Les contrôles sont-ils trop laxistes ?

Pour Olivier Andrault, chargé de mission Alimentaire à l’UFC que choisir, “il n’y a pas eu (ndlr : depuis les précédents scandales sanitaires comme Spanghero il y a six ans) de modification fondamentale des obligations en matière de sanitaire et de traçabilité au niveau européen.” Sur LCI, le chargé de mission a estimé que “rien n’a changé concernant l’extrême complexité et opacité des procédures d’approvisionnements de l’agroalimentaire.”

La provenance de cette viande n’est pas un hasard, selon l’UFC. “Pourquoi les industriels se fournissent-ils en Pologne ? C’est moins cher.
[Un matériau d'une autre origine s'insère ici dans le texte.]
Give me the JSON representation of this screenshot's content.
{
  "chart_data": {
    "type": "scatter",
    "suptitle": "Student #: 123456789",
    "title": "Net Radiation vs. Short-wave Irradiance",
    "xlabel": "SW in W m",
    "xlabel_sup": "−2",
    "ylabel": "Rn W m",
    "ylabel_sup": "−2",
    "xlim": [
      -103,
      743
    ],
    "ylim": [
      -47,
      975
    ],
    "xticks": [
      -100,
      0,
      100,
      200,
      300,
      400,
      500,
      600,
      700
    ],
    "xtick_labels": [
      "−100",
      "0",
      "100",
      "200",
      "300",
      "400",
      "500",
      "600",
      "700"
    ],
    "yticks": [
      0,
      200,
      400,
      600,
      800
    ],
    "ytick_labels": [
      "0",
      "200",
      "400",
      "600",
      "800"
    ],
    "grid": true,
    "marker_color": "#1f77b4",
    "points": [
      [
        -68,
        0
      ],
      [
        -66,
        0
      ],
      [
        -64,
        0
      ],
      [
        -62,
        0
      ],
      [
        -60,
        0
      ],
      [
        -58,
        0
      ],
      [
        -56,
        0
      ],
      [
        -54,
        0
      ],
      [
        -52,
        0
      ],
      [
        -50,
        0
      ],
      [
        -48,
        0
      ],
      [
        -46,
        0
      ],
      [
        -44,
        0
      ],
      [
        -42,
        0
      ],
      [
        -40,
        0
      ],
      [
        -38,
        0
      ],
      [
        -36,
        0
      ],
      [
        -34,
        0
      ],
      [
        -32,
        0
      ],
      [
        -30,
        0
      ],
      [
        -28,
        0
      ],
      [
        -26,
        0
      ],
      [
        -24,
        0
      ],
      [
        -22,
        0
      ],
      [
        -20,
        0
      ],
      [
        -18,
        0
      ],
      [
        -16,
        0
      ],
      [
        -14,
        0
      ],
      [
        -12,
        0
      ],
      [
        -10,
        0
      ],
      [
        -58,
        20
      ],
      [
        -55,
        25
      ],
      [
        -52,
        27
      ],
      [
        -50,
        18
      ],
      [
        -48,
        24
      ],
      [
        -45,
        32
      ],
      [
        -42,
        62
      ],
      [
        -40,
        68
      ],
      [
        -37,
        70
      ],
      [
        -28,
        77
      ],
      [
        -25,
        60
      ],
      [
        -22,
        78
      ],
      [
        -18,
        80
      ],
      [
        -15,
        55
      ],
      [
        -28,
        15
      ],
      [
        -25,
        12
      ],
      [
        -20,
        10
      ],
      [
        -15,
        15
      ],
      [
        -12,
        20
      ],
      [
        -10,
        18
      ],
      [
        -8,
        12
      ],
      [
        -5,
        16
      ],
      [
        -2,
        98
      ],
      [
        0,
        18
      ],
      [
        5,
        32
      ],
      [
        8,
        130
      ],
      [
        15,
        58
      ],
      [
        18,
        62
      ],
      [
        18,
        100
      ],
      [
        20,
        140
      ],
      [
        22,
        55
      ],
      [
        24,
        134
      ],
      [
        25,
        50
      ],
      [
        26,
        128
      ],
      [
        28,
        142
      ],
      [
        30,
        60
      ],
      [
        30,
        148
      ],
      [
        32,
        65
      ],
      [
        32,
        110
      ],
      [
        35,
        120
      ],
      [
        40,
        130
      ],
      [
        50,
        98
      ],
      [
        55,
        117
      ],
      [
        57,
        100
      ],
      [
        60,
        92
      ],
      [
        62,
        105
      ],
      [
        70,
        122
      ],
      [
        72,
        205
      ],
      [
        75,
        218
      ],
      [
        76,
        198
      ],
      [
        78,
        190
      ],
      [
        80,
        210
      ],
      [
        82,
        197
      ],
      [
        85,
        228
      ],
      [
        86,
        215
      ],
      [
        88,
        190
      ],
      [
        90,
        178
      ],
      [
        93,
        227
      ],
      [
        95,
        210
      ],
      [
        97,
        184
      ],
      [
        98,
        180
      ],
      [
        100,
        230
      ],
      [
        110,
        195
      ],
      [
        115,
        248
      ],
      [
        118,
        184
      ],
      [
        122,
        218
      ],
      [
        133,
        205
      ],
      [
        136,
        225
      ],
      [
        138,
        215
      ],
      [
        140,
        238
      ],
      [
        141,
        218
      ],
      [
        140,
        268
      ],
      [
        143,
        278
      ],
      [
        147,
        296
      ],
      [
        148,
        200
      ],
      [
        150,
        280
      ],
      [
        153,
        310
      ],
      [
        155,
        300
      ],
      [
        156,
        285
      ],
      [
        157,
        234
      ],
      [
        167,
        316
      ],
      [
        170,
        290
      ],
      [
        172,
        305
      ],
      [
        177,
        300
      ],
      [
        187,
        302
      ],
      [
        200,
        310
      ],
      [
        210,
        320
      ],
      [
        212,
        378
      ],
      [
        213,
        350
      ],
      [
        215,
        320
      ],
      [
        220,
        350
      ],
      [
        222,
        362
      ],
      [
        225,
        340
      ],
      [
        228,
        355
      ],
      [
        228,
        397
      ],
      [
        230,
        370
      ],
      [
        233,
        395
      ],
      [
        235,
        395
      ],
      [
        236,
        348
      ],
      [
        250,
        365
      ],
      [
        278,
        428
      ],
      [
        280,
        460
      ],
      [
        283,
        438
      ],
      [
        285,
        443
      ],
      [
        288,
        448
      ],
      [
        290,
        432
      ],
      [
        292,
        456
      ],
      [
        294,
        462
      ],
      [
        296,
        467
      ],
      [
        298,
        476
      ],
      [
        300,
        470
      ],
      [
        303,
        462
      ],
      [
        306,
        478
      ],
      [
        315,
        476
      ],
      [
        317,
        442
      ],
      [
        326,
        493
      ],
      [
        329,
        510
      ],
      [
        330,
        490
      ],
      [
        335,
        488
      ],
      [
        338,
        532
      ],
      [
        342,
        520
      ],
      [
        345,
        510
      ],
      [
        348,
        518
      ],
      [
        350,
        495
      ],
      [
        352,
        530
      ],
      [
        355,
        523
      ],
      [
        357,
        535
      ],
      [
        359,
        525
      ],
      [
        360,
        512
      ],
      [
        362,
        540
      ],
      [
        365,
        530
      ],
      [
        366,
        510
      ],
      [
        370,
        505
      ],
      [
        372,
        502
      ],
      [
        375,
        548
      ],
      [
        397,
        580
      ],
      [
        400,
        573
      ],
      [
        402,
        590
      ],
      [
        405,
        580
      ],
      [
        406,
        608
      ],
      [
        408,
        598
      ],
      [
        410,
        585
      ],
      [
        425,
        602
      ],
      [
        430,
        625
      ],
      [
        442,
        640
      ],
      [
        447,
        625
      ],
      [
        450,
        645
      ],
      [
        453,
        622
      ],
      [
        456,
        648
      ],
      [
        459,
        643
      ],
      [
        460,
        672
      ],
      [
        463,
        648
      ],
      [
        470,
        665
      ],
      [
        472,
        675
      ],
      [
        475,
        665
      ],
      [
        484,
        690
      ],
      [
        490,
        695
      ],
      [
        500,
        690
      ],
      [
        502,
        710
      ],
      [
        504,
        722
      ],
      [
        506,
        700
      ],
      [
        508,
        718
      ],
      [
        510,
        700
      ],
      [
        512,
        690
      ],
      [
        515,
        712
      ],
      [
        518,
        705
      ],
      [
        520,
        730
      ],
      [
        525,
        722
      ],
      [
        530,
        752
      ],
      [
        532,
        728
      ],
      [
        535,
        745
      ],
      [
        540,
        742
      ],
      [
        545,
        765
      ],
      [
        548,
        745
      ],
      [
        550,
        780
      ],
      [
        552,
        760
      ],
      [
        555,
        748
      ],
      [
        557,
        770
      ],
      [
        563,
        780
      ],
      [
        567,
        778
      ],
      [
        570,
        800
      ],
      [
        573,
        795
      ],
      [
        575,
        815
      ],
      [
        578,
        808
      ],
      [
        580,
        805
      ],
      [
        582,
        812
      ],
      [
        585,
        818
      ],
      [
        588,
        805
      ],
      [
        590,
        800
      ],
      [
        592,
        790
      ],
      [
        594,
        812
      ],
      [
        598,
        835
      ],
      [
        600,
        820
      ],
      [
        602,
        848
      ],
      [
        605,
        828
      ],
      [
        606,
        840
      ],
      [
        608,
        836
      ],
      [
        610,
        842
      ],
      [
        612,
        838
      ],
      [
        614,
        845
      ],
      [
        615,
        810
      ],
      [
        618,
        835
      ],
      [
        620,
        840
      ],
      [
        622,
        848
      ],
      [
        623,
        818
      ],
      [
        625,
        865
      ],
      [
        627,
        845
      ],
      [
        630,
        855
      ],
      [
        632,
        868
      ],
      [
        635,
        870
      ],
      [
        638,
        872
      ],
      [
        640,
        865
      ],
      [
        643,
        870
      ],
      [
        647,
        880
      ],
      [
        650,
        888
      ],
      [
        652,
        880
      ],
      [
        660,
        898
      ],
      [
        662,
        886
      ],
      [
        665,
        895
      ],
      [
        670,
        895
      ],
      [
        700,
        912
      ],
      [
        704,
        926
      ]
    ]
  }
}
Il y a une guerre des prix entre les industriels et la grande distribution. L’objectif est de conserver les marges en allant chercher la viande dans les pays où les exigences sanitaires sont moins importantes.”

Quelle réponse les autorités peuvent-elles apporter ?

La Commission européenne, alertée par les autorités polonaises, n’a pas exprimé de jugement sur la qualité de la viande suspecte. Elle s’est bornée à rappeler, dans un communiqué, que les animaux malades ne peuvent être déclarés propres à la consommation et que “la pratique de traîner les animaux incapables de marcher, comme cela est décrit (dans le reportage polonais), est interdite par la législation de l’Union Européenne sur la protection des animaux dans les abattoirs”.